A Tap should periodically emit structured log messages containing metrics about read operations. Consumers of the tap logs can parse these metrics out of the logs for monitoring or analysis.
INFO METRIC: <metrics-json>
<metrics-json>
should be a JSON object with the following keys:
Metric Key | Description |
---|---|
type |
The type of the metric. Indicates how consumers of the data should interpret the value field. There are two types of metrics: counter - The value should be interpreted as a number that is added to a cumulative or running total timer - The value is the duration in seconds of some operation. |
metric |
The name of the metric. This should consist only of letters, numbers, underscore, and dash characters. For example, "http_request_duration". |
value |
The value of the datapoint, either an integer or a float. For example, "1234" or "1.234" |
tags |
Mapping of tags describing the data. The keys can be any strings consisting solely of letters, numbers, underscores, and dashes. For consistency's sake, we recommend using the following tags when they are relevant. Note that for many metrics, many of those tags will not be relevant. endpoint - For a Tap that pulls data from an HTTP API, this should be a descriptive name for the endpoint, such as "users" or "deals" or "orders". http_status_code - The HTTP status code. For example, 200 or 500. job_type - For a process that we are timing, some description of the type of the job.
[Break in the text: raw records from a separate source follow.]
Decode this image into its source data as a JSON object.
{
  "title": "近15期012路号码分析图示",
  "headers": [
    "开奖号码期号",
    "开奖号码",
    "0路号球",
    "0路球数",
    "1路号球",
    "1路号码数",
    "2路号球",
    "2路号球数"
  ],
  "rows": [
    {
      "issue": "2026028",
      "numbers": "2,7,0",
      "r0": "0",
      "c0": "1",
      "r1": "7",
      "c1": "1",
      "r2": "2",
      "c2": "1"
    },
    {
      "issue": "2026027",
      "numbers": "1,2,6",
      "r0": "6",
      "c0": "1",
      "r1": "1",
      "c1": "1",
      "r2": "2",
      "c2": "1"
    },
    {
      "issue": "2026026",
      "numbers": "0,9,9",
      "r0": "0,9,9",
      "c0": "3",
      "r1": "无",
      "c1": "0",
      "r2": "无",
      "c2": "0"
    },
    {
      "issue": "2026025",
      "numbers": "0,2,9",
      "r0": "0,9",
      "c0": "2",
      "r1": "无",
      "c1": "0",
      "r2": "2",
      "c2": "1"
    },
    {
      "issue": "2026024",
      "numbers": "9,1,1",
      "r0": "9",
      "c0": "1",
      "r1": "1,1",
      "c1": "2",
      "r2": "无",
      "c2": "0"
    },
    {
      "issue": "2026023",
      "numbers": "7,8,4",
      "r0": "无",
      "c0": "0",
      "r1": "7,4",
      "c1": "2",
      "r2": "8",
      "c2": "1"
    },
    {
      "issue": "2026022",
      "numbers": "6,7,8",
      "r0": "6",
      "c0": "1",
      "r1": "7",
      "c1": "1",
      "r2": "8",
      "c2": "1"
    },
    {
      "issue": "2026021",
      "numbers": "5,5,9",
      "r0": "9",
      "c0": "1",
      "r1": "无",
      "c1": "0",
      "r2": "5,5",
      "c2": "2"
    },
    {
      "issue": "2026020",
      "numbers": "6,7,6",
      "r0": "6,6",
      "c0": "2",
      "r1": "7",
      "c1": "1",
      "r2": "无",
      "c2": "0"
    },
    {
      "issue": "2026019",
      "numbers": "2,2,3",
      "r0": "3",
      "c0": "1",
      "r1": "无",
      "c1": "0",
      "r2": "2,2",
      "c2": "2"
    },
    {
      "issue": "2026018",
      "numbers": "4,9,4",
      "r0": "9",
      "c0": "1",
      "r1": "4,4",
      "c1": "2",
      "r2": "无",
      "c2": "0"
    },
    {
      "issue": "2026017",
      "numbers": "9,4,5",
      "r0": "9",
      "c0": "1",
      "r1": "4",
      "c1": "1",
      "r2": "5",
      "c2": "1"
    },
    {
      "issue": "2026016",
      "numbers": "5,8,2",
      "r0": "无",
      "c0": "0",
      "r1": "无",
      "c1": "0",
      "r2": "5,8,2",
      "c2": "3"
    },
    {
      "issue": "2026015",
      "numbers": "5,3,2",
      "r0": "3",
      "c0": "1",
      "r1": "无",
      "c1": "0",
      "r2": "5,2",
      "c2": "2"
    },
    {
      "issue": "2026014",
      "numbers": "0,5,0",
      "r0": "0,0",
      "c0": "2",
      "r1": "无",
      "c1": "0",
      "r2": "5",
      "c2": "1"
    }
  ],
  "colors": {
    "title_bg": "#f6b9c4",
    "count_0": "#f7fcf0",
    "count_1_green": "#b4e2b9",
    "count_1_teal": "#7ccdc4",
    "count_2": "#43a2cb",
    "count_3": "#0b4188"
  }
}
For example, if we have a Tap that does a POST to an HTTP API to generate a report and then polls with a GET until the report is done, we could use a job type of "run_report".status - Either "succeeded" or "failed". |
Here are some examples of metrics and how those metrics should be interpreted.
INFO METRIC: {"type": "timer", "metric": "http_request_duration", "value": 1.23, "tags": {"endpoint": "orders", "http_status_code": 200, "status": "succeeded"}}
We made an HTTP request to an "orders" endpoint that took 1.23 seconds and succeeded with a status code of 200.
INFO METRIC: {"type": "timer", "metric": "http_request_duration", "value": 30.01, "tags": {"endpoint": "orders", "http_status_code": 500, "status": "failed"}}
We made an HTTP request to an "orders" endpoint that took 30.01 seconds and failed with a status code of 500.
INFO METRIC: {"type": "counter", "metric": "record_count", "value": 100, "tags": {"endpoint: "orders"}}
INFO METRIC: {"type": "counter", "metric": "record_count", "value": 100, "tags": {"endpoint: "orders"}}
INFO METRIC: {"type": "counter", "metric": "record_count", "value": 100, "tags": {"endpoint: "orders"}}
INFO METRIC: {"type": "counter", "metric": "record_count", "value": 14, "tags": {"endpoint: "orders"}}
We fetched a total of 314 records from an "orders" endpoint.